A propos du dialogue, le représentant spécial de l’ONU déclare

. Il existe trop de méfiance entre les acteurs
. La classe politique togolaise doit faire preuve de responsabilité et d’ouverture

 

 
 

            Le dialogue national ouvert depuis le 21 avril 2006 bat de l’aile. Les espoirs des premiers jours ont cédé la place au scepticisme et au doute. Comme nous l’avions souligné dans notre précédente édition, le dialogue national a été piégé et ce depuis la signature des 22 engagements par le curieux principe de consensus. Dans le contexte togolais, tant qu’il y aura Gilchrist et ses revanchards rassemblés dans l’UFC, le consensus sera introuvable.

            Ainsi depuis le 17 mai 2006, les travaux du dialogue intertogolais sont suspendus sans espoir de reprendre.

            Les discussions achoppent principalement sur la révision constitutionnelle, la réforme de l’armée, le cadre électoral etc. Selon nos informations, l’opposition aurait placé la barre trop haut en réclamant dare-dare la révision constitutionnelle et la réforme de l’armée.

            Concernant la révision constitutionnelle, l’opposition radicale demande le retour  pur et simple à la constitution d’octobre 1992. Sur ce point le RPT n’est pas contre le principe de la révision de la constitution. Le parti au pouvoir souligne seulement que si révision il y a, elle ne peut se faire qu’à l’issue des législatives à venir. En effet, il n’appartient pas à neuf composantes réunies au  dialogue de décider de la révision de la Constitution.

            L’opposition dans son ensemble paie ici les conséquences de son  intransigeance de 2002. Si l’opposition avait pris  part aux législatives de 2002, elle aurait pu empêcher le RPT de procéder seul au toilettage de la constitution.

            S’agissant de la réforme de l’armée, il faut avouer que l’opposition radicale fait de la provocation... Qu’entend on par réforme de l’armé et comment y procéder ? Personne ne veut répondre. Tout ce qu’on sait est que l’opposition radicale a toujours méprisé l’armée togolaise. Et pour cause : l’armée togolaise a toujours empêché Gilchrist de prendre le pouvoir par la force.

            Contrairement à ce qu’on pense à l’opposition,  l’armée togolaise est républicaine. Tout en nous protégeant contre l’ennemi extérieur, l’armée veille sur le respect de l’ordre intérieur. Elle intervient dans le maintien de l’ordre quand la police et la gendarmerie sont débordées. C’est ce qui se passe dans tout Etat démocratique.

            Si le dialogue national venait encore à échouer, ce serait alors par la faute des jusqu’aux-boutistes.

            Nous espérons que la classe politique est assez intelligente pour éviter au peuple togolais cette perspective fâcheuse et fatale.

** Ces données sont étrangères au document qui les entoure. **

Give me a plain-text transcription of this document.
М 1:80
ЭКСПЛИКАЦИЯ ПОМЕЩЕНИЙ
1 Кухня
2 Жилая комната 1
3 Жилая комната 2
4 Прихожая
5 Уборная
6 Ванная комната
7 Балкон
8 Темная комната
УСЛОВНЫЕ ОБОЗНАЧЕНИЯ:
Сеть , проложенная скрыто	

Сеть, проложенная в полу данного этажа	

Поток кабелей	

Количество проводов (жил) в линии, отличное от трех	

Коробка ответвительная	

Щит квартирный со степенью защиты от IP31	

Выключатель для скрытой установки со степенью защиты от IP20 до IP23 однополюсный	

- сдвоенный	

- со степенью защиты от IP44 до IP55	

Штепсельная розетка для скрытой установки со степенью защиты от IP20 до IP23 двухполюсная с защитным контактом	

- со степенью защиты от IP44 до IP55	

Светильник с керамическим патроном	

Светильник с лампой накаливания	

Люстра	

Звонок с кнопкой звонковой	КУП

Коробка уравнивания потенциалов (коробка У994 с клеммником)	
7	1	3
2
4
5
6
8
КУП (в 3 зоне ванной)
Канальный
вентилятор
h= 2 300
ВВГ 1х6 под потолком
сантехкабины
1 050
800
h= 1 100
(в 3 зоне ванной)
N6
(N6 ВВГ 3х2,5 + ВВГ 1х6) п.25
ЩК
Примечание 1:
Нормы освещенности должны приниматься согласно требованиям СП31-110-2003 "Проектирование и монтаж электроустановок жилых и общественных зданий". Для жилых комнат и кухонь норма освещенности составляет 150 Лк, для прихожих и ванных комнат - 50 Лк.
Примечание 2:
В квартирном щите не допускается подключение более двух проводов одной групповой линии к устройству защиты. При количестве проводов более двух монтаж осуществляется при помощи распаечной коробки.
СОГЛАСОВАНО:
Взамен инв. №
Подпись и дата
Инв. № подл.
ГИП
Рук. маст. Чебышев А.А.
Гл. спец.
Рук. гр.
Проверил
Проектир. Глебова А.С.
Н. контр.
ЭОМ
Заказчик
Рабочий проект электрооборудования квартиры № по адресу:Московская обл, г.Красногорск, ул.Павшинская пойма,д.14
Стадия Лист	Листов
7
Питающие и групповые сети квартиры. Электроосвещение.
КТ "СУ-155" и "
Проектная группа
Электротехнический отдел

Trop de méfiance  entre les acteurs

            Il existe des blocages et de méfiance. Pour réussir, les acteurs au dialogue  doivent faire preuve de responsabilité et d’ouverture. Tel est le diagnostic livré par M. Ahmedou Ould Abdallah, le représentant spécial du secrétaire Général de l’ONU en Afrique de l’Ouest au terme de son séjour dans notre pays. M. Ould Abdallah ne s’est pas seulement contenté d’un diagnostic. A l’endroit de tous ceux qui, friands de solutions venues de l’extérieur, le représentant spécial de l’ONU avertit : « Le médiateur ou le facilitateur ne fera rien si les Togolais ne font aucun effort pour trouver des solutions à leurs problèmes ». Ce qui a le mérite d’être clair. Personne ne viendra solutionner les problèmes à notre place. Il ne sert à rien de lorgner vers l’extérieur.

            Sans doute les entretiens que  le représentant spécial de l’ONU a eus avec  tous les acteurs politiques et la société civile ont permis de faire bouger les choses. Après plus d’une semaine de suspension les travaux du dialogue reprennent ce matin.